Wykle even managed to graduate from the school in 1956, despite the incident that nearly got her kicked out.

Martin's Ferry Hospital's yearly springtime minstrel show was a much-anticipated event for residents in the area, who turned out in force to see the amateur talents of their local doctors and nurses, many of whom would croon and dance in a stereotypical fashion, clearly offensive to blacks. "It was a huge deal," Wykle says, shaking her head. "Everyone practiced for it. There was a stage; someone would play the organ. It was the staff's time to shine."

As a member of the school, Wykle was expected to participate in the chorus and don blackface. "I said, ‘There is no way I'm doing that,'" she says. "They said, ‘If you don't perform, you don't graduate.'"

But instead of humiliating herself by spreading greasepaint on her face, Wykle sang a gospel song, "I Believe." She did so clad in a gown that, unlike the dresses rented by the rest of the nursing students, she had to purchase: The local costume shop wouldn't accept returned dresses that'd been worn by blacks.

By the end of night, Wykle was anointed Martin's Ferry's version of famed singer Marian Anderson.

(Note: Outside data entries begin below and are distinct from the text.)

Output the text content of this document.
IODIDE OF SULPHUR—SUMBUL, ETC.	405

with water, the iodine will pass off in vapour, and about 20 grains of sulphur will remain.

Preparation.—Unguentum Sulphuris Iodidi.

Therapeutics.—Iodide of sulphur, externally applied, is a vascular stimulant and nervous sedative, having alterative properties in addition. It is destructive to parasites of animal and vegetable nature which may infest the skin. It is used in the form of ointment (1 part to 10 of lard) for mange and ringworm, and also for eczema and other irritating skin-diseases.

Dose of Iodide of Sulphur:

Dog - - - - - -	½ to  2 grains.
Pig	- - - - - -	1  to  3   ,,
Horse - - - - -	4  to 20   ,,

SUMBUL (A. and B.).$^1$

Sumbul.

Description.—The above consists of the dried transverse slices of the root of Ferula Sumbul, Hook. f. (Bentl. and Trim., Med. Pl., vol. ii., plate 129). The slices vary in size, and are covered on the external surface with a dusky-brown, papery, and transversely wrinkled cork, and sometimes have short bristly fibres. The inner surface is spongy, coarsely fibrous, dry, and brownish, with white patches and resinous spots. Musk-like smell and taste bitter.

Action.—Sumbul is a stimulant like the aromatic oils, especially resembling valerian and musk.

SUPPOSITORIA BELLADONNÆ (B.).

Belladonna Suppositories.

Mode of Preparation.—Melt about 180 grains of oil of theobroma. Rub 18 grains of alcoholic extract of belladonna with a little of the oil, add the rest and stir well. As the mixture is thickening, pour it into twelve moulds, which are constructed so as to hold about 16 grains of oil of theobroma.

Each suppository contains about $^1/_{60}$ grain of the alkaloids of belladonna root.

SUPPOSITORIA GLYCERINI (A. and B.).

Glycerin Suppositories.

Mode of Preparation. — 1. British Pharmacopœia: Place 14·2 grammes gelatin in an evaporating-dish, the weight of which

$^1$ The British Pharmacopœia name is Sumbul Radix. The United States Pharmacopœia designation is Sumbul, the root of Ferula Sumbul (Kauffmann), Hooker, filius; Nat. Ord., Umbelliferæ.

"You do what you have to do to make it through," she says.
 
Wykle wouldn't see another African American nurse until she came to Cleveland in the late 1950s, where she initially focused on psychiatric nursing at the Cleveland Psychiatric Institute; she held a number of positions there, from staff nurse to director of nursing education. Wykle would simultaneously go on to receive all her degrees in nursing from CWRU (culminating with a Ph.D. in Education in 1981) and serve on the faculty there for decades.

"I feel drawn to this profession. I think it's spiritual," she says. "It might sound a little dramatic, but I think that nursing is the kind of thing that Christ wanted people to do when he spoke of ministering unto others. … Part of ministering is being a good Samaritan, taking care of people."
That passion for nursing is why it hurts her so much that the field is going through difficult times.

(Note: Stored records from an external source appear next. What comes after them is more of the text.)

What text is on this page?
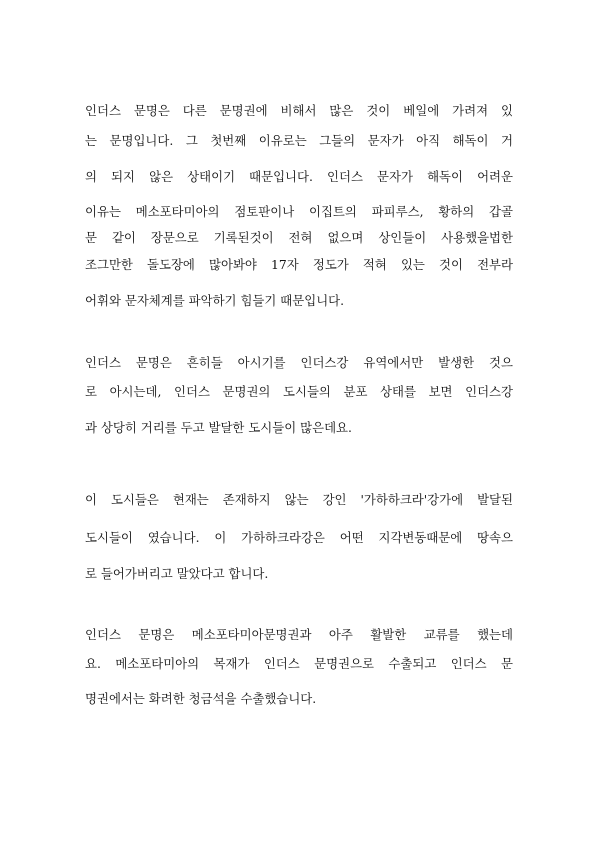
인더스 문명은 다른 문명권에 비해서 많은 것이 베일에 가려져 있
는 문명입니다. 그 첫번째 이유로는 그들의 문자가 아직 해독이 거
의 되지 않은 상태이기 때문입니다. 인더스 문자가 해독이 어려운
이유는 메소포타미아의 점토판이나 이집트의 파피루스, 황하의 갑골
문 같이 장문으로 기록된것이 전혀 없으며 상인들이 사용했을법한
조그만한 돌도장에 많아봐야 17자 정도가 적혀 있는 것이 전부라
어휘와 문자체계를 파악하기 힘들기 때문입니다.
인더스 문명은 흔히들 아시기를 인더스강 유역에서만 발생한 것으
로 아시는데, 인더스 문명권의 도시들의 분포 상태를 보면 인더스강
과 상당히 거리를 두고 발달한 도시들이 많은데요.
이 도시들은 현재는 존재하지 않는 강인 '가하하크라'강가에 발달된
도시들이 였습니다. 이 가하하크라강은 어떤 지각변동때문에 땅속으
로 들어가버리고 말았다고 합니다.
인더스 문명은 메소포타미아문명권과 아주 활발한 교류를 했는데
요. 메소포타미아의 목재가 인더스 문명권으로 수출되고 인더스 문
명권에서는 화려한 청금석을 수출했습니다.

"It used to be that the popular occupations for women were nursing, teaching and social work," she says. However, the loss of women over the years to other fields, coupled with a shortage of male applicants and the fact that, for a long time, nursing salaries typically didn't match the long hours and emotional toll the work demands, have left the profession in critical condition. Today, according to the American Association of Colleges of Nursing, the average age of a nurse is 46, with many on the path toward retirement.

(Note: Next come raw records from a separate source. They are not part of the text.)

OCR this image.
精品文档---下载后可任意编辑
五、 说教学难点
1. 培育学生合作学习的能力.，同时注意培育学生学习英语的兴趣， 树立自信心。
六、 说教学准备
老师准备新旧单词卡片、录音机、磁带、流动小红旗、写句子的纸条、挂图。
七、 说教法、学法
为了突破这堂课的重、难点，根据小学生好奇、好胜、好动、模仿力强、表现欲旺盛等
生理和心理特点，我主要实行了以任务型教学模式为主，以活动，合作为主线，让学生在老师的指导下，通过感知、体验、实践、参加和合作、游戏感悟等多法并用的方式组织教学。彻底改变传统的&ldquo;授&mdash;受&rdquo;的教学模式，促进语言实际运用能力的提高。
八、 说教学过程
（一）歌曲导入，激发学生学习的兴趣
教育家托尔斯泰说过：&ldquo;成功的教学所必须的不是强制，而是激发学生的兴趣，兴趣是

"That's been my mission: to get more people interested in this occupation," says Wykle, who serves on the board of the Johnson & Johnson Campaign for Nursing's Future. "When it comes to recruiting, I always tell people, ‘I'm looking for a few good men,' she says and laughs. "They tell me I can't say that because it belongs to the Marines. So, I say, ‘Be all you can be in nursing.' I guess that belongs to the Navy."

Whether it's the slogans, the government scholarship programs Wykle has spearheaded at Frances Payne Bolton to attract more applicants, or appointing a multicultural affairs coordinator to focus on recruitment and retention, her mission has been a success. This year, Frances Payne Bolton –– which has 900 students –– had an incoming freshman class that was 26 percent minorities and 14 percent men, "which is way, way up," says Wykle.

That's one of the many reasons why the university saw fit to throw her that lavish ballroom gala in June –– despite the fact that their humble honoree wasn't too keen on it. "They really had to talk me into it," Wykle says with a sigh.

But the people in charge knew just what to say: That the party was for the profession as a whole. That by letting them praise her, her accomplishments and the hurdle's she's overcome, they'd be praising nurses everywhere.

"Do you know that I've never heard one unkind word spoken about her? Not one," said Noreen Brady, her former student.
"May has spent her whole life in nursing, but her story transcends disciplines."